Desde logo, importa referir que estão aqui em causa apenas as dívidas relativas a IVA e juros compensatórios, respeitantes ao mês de Dezembro de 1996 e 1997 e de IRS e juros compensatórios, respeitantes a 1996 e 1997, dívidas essas que foram liquidadas a partir do ano 2000, como se retira das certidões de dívida que estiveram na origem dos processos de execução fiscal instaurados a partir desse mesmo ano, quer contra o reclamante, quer contra ele e sua mulher.
Por outro lado, resulta também do probatório que o reclamante foi citado pessoalmente para a execução principal em 27/9/00 e com penhora em 27/8/00 e das execuções apensas nos anos posteriores e que a sua ex-mulher foi citada para a execução em 20/5/04 e deduziu oposição à execução fiscal em 17/6/04, que esteve parado, por motivo não imputável ao sujeito passivo, entre 15/2/06 e 26/5/08 (al. O) do probatório).
Resulta ainda do probatório que a execução esteve suspensa desde a data da admissão liminar da oposição à execução fiscal (15/11/04) (al. T) do probatório).
Estabelece o artº 48º, nº 2 da LGT que “as causas de suspensão ou interrupção da prescrição aproveitam igualmente ao devedor principal e aos responsáveis solidários ou subsidiários”.
Como vimos, o que o recorrente alega é que o regime previsto nesta norma não pode ter aplicação relativamente a factos ocorridos anteriormente à sua vigência.
Todavia, não é isso que acontece.
Com efeito e do que acima fica dito, os factos com efeito interruptivo e suspensivo em relação ao recorrente e à própria ex-mulher ocorreram já depois da entrada em vigor da LGT.
Ora, como escreve o Conselheiro Jorge Sousa, in “Sobre a Prescrição da Obrigação Tributária”, pág. 111, “a nova lei é a competente para fixar os efeitos dos factos que ocorram na sua vigência (art. 12.º, n.º 2 do CC), pelo que pode fixá-los nos termos que entender, desde que não haja legítimas expectativas a respeitar…

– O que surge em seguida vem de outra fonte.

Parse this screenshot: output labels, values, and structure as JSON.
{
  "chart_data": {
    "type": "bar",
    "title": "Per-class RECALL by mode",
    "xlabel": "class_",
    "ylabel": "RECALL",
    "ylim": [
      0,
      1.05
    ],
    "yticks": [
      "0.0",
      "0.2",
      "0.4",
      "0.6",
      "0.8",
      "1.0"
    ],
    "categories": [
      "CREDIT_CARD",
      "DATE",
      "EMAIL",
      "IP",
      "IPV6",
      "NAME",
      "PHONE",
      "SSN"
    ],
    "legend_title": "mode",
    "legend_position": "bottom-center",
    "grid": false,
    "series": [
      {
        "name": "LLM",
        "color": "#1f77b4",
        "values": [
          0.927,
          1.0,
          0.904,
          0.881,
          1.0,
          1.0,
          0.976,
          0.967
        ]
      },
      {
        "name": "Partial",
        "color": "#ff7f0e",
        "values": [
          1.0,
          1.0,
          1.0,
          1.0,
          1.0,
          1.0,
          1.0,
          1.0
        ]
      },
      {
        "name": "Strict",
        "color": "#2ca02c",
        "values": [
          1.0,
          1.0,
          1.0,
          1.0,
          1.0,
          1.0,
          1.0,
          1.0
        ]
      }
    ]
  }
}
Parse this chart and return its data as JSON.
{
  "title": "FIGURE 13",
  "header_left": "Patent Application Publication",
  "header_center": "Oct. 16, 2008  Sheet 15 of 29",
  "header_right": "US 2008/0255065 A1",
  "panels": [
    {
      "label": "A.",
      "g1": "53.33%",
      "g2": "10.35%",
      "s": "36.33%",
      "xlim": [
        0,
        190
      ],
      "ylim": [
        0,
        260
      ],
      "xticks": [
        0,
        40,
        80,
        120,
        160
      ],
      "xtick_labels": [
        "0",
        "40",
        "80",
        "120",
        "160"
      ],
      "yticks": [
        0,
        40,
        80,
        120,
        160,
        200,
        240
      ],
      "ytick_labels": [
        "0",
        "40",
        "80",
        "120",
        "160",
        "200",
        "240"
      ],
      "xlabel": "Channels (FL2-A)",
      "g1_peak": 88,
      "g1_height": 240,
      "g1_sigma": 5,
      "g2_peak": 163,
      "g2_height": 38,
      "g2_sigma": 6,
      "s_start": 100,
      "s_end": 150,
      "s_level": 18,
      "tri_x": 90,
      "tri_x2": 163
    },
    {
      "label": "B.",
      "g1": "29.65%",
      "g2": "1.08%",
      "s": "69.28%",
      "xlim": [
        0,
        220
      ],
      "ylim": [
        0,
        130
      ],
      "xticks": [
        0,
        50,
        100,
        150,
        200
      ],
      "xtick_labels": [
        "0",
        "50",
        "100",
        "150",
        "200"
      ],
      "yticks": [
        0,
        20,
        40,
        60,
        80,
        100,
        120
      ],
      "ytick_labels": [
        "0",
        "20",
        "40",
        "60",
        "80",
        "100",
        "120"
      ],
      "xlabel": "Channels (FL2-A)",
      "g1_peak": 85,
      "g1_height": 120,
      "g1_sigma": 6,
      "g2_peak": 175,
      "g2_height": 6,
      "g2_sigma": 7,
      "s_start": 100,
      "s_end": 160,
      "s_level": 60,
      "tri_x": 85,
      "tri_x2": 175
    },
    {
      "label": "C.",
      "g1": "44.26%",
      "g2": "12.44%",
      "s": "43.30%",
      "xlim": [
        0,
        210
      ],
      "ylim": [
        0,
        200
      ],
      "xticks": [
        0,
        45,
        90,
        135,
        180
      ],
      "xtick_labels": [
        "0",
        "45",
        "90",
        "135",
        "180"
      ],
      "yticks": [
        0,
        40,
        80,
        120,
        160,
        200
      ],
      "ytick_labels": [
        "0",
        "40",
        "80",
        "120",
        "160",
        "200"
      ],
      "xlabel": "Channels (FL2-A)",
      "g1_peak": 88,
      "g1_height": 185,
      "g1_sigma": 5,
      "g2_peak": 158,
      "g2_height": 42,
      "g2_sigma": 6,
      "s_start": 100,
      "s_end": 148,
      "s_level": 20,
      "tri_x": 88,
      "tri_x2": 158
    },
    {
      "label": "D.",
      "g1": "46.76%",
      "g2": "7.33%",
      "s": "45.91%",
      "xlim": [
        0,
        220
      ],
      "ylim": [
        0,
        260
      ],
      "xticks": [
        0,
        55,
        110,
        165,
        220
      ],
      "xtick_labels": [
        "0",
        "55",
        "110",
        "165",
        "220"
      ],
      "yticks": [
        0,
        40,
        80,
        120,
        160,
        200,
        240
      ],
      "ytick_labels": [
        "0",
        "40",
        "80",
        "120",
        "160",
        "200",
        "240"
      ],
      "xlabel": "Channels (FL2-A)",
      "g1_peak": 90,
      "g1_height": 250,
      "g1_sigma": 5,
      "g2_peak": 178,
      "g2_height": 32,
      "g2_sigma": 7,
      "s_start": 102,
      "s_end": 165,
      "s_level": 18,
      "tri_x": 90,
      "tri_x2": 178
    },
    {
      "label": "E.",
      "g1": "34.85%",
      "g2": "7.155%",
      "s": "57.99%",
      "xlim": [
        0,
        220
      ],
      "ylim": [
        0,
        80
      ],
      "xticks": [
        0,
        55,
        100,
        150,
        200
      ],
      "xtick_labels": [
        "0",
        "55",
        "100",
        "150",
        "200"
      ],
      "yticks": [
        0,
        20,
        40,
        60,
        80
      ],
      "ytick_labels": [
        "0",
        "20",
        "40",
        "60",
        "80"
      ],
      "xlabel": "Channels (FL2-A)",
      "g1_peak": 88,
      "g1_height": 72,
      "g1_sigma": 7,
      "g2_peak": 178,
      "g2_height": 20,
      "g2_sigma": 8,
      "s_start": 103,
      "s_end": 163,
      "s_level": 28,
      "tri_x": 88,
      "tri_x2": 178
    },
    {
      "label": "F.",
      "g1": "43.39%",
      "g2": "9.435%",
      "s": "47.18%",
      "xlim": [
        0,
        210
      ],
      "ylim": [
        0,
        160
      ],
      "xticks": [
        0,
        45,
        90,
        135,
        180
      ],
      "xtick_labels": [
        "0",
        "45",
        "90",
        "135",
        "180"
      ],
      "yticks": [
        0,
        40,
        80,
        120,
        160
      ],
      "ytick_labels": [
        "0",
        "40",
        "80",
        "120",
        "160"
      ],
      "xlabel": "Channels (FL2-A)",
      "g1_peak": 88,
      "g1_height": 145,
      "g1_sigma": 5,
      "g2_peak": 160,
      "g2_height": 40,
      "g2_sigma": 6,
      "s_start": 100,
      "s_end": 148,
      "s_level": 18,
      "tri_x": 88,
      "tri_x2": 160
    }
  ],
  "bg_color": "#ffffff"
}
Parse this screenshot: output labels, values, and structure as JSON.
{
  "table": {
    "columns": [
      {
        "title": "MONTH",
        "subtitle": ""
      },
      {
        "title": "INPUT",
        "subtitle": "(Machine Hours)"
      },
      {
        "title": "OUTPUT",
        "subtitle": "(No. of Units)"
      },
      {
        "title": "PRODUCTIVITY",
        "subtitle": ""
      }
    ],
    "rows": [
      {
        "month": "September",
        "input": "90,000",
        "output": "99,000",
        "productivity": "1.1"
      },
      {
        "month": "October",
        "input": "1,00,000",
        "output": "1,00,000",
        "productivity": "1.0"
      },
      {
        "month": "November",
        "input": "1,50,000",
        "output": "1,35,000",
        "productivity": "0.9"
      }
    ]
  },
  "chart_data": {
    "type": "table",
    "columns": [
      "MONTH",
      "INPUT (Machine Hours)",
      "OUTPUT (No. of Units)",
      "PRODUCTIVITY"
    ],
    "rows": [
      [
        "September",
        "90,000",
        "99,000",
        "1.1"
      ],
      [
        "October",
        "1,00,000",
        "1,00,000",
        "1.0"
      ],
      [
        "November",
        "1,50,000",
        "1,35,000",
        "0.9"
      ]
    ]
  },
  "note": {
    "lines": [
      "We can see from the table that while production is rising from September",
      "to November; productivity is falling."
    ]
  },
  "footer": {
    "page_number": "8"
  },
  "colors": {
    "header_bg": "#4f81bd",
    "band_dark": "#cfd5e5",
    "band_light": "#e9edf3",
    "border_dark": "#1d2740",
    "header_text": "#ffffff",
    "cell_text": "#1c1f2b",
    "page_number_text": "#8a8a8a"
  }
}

Assim…, a solução do problema da aplicação da lei no tempo depende do momento em que ocorrer o facto interruptivo ou suspensivo (acrescentámos nós) e não da eventualidade de, à face das regras do art. 297.º do CC, ser aplicável o regime do CPT ou da LGT, no que concerne à duração do prazo de prescrição”.
Daí que e independentemente de as dívidas exequendas se reportarem aos anos de 1996 e 1997, o regime legal às mesmas aplicável seja o previsto na Lei Geral Tributária.
Pelo que a sentença recorrida não merece, assim, qualquer censura.
4 - Nestes termos, acorda-se em negar provimento ao presente recurso e manter a sentença recorrida.
Custas pelo recorrente, fixando-se a procuradoria em 1/6.
Lisboa, 25 de Novembro de 2009. – Pimenta do Vale (relator) – Valente Torrão – Isabel Marques da Silva.